In Greening Your Hotel, Every Department Plays a Role
By Brent Burton President & Founder, Burton Energy Group | May 26, 2013
It's a real pleasure for guests to spend time in a well-run hotel. From the greeting at the front door, to the efficiency of the people behind the front desk, to your nice clean room and a place to eat and drink, sometimes it's not as good as home – it's better. It takes a real commitment to operating excellence to achieve that guest experience. Think about it – your hotel runs 24 hours a day, and of course you have to make sure everything run smoothly in rooms, meeting areas, restaurants and bars, in fitness centers and pools. All of that without even mentioning the areas that most guests never see but rely on like the laundry facility that cleans their sheets and towels and the mechanical rooms that heat and cool the property.
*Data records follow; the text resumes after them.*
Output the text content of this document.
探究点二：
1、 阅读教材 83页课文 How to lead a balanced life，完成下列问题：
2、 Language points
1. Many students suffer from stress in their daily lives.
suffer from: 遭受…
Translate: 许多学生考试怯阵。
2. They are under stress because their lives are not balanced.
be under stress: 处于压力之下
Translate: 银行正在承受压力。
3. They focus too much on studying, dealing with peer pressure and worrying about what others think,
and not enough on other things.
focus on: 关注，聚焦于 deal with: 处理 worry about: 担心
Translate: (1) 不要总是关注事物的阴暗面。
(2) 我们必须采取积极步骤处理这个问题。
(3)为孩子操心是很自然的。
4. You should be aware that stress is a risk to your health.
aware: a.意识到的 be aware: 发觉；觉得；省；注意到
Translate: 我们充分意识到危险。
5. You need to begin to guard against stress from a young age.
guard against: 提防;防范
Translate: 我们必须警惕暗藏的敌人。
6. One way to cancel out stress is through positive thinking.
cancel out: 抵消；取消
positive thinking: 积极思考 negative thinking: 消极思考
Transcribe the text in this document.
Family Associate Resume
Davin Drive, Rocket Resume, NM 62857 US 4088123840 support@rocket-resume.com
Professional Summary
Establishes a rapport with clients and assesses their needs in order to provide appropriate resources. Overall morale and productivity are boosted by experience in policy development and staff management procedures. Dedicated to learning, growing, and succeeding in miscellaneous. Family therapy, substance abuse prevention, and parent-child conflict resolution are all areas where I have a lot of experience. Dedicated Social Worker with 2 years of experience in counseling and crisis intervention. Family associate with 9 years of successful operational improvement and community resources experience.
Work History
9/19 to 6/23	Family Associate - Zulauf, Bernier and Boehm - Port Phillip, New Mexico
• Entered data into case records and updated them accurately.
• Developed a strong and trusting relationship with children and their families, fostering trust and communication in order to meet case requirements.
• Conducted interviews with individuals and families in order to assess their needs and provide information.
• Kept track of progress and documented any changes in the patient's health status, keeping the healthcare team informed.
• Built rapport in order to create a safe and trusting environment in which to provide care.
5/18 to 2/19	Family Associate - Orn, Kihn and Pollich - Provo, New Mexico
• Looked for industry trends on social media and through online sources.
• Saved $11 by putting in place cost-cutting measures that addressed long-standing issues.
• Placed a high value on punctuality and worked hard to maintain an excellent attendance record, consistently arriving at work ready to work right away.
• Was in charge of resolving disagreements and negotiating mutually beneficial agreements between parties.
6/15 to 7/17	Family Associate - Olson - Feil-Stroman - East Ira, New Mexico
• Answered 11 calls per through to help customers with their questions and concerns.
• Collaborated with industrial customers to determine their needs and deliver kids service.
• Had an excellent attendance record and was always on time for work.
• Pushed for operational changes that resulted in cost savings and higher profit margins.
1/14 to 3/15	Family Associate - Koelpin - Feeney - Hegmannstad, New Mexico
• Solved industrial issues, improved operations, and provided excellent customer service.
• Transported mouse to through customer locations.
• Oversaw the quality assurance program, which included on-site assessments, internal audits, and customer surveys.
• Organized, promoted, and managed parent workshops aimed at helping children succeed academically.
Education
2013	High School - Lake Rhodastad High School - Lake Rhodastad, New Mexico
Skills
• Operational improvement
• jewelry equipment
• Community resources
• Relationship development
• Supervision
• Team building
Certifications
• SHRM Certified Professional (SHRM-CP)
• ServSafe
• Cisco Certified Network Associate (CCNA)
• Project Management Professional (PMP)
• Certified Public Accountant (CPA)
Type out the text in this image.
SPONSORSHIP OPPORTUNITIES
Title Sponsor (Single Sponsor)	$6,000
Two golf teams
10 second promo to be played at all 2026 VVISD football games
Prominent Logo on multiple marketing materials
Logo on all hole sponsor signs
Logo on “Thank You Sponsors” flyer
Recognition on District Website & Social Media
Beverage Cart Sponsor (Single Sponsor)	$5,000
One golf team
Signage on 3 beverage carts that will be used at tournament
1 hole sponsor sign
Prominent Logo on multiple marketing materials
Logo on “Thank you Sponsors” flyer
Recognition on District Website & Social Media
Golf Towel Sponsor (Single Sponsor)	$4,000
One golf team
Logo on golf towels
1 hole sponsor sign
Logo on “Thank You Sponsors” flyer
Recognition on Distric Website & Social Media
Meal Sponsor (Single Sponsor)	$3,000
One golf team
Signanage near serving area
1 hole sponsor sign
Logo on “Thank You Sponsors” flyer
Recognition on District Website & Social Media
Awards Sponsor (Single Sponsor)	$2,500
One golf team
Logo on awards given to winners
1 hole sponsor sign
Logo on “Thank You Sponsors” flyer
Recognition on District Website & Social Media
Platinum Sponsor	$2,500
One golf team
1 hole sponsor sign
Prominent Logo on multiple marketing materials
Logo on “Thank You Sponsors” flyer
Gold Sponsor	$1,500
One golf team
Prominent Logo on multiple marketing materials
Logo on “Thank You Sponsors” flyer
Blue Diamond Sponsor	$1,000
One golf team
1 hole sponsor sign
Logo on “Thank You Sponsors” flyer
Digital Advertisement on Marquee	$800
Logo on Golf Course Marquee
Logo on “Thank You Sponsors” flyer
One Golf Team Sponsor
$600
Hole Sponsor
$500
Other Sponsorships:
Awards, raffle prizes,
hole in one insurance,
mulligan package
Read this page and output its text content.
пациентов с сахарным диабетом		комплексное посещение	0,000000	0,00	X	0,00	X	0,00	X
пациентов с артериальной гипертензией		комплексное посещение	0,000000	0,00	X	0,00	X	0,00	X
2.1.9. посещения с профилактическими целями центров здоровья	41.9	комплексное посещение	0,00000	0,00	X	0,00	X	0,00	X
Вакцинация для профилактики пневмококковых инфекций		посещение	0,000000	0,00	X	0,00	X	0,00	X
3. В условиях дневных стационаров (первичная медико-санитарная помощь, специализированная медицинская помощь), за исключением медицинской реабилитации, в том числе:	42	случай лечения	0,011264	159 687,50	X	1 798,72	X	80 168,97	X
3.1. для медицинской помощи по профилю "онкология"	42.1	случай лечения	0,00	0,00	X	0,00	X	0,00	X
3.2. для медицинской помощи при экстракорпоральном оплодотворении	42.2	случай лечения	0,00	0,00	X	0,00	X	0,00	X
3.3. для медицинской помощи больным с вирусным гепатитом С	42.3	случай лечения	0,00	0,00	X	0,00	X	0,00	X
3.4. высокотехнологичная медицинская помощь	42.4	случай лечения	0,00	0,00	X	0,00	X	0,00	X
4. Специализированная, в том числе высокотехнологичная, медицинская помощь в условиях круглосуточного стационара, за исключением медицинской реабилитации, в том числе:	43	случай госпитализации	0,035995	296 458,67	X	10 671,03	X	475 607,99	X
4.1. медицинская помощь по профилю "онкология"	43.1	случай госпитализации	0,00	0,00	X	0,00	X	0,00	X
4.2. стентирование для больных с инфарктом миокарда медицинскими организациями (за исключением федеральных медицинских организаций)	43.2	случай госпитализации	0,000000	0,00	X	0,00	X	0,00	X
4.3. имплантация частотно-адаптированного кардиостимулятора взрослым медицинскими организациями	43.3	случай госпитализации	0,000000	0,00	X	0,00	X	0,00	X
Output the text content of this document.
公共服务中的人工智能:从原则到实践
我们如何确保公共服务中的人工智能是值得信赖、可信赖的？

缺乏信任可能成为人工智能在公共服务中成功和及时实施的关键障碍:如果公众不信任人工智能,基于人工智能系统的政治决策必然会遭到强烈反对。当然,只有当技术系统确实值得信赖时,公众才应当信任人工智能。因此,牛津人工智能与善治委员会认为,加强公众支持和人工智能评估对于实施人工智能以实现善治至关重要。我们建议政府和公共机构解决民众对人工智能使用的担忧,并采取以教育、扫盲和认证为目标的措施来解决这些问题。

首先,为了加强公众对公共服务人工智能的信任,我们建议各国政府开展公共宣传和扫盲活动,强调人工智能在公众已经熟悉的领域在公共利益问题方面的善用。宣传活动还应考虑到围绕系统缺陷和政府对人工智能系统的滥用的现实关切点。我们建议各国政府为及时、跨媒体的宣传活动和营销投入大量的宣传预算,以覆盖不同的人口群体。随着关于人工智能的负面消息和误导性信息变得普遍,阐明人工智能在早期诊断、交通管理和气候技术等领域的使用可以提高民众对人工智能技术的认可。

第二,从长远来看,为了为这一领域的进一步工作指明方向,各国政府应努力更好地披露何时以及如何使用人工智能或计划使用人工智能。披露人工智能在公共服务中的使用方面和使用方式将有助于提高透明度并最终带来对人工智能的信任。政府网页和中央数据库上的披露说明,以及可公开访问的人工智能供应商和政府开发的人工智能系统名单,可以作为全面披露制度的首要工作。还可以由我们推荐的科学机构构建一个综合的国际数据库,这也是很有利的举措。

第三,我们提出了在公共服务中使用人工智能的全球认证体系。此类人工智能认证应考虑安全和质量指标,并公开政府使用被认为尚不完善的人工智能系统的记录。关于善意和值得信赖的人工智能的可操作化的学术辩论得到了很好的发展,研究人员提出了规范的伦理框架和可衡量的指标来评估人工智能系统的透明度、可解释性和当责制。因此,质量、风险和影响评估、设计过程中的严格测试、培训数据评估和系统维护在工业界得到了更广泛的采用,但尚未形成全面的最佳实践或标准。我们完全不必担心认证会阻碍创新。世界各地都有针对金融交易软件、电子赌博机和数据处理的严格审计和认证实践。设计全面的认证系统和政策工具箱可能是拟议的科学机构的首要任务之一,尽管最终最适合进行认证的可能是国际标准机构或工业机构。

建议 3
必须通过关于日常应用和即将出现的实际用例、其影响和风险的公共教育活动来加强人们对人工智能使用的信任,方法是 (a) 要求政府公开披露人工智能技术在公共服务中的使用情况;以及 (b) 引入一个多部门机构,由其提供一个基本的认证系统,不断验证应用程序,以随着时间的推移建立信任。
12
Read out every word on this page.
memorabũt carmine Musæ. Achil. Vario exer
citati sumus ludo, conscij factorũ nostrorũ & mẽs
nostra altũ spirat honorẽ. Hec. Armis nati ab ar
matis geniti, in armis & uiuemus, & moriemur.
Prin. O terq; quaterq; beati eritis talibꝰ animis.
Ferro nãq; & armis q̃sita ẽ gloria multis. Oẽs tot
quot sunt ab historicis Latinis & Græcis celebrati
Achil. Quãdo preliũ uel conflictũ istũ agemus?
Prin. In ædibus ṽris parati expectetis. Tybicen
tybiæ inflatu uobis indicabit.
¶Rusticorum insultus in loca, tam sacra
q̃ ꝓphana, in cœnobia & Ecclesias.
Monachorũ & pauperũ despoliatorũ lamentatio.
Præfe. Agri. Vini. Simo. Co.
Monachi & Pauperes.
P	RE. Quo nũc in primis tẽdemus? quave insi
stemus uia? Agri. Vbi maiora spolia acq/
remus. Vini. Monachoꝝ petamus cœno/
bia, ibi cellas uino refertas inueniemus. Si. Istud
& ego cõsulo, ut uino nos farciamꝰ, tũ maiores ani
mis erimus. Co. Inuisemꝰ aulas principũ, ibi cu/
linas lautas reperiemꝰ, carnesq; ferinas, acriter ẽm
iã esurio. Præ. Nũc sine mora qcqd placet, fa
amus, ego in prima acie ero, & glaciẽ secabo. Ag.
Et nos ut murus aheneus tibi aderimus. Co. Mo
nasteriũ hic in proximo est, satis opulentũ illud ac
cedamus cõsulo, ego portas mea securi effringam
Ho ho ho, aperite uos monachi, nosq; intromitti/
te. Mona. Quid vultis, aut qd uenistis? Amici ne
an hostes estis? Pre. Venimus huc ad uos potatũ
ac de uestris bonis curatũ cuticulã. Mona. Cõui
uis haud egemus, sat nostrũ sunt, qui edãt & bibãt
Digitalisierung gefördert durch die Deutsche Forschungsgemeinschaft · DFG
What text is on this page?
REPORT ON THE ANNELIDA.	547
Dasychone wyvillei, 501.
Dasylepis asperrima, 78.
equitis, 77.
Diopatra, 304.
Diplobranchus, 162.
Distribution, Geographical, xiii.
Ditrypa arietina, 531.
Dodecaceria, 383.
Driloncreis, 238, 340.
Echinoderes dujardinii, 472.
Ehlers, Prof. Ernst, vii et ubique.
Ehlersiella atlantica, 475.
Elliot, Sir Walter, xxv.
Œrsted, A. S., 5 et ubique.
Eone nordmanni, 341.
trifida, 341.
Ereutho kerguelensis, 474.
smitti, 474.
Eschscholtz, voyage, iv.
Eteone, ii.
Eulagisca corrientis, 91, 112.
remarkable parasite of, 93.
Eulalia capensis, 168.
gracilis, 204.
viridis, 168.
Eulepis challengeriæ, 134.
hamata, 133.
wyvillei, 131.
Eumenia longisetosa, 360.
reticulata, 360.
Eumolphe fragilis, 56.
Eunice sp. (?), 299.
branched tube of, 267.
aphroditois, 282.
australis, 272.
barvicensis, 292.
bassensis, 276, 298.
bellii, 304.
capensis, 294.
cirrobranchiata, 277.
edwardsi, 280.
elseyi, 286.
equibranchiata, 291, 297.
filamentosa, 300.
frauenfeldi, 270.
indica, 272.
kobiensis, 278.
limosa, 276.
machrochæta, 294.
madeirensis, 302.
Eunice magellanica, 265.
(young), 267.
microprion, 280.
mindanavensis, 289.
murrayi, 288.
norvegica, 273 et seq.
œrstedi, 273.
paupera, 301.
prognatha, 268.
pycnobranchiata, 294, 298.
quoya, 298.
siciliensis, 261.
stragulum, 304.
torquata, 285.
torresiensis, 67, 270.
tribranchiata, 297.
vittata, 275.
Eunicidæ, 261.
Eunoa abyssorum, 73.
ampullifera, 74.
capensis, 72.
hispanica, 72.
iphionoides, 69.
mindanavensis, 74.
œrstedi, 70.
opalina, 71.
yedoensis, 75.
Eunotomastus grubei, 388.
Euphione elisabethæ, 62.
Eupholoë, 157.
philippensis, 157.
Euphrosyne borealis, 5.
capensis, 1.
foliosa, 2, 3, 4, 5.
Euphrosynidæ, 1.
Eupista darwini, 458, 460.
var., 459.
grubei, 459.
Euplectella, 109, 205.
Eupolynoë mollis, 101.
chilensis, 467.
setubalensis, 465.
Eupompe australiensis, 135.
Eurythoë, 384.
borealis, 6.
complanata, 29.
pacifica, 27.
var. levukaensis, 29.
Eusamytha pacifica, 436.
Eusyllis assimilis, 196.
So with all of that to worry about, where does a hotel turn to pursue energy efficiency as part of the greening process? After all, energy is typically the second largest operating expense for a hotel, behind only labor. Well, you should turn to your best resource – your people. And it isn't just the people at the top who can make sure energy cost reduction programs are successful, it's the whole staff.
The most obvious people to think of are those in management and engineering. They set the tone, and they maintain and improve the systems that consume most of the energy, from lighting to HVAC and controls. But what about housekeeping? Do they play a role? Absolutely. They adjust blinds which affect how much sunlight enters the room, and they adjust room temperature set –points. Both of these can have a huge impact on room energy consumption. And they can positively improve guest satisfaction while minimizing energy costs, which is a win for everyone.
Let's take a more detailed look at what every department in your hotel can do to contribute to successfully greening your property through energy efficiency:
Energy conservation leadership at the most senior level at a hotel is vital to the success of the program. The GM should routinely make energy and water conservation an agenda item at staff meetings. Department heads need to know what the hotels annual budget for utilities is, and what the goal is to reduce consumption and costs going forward. The GM should establish an energy committee made up of a representative from each department that meets on a quarterly basis to review the hotel's conservation efforts. Another successful tactic is to elect an associate to become the hotel's energy champion and chairman of the energy committee.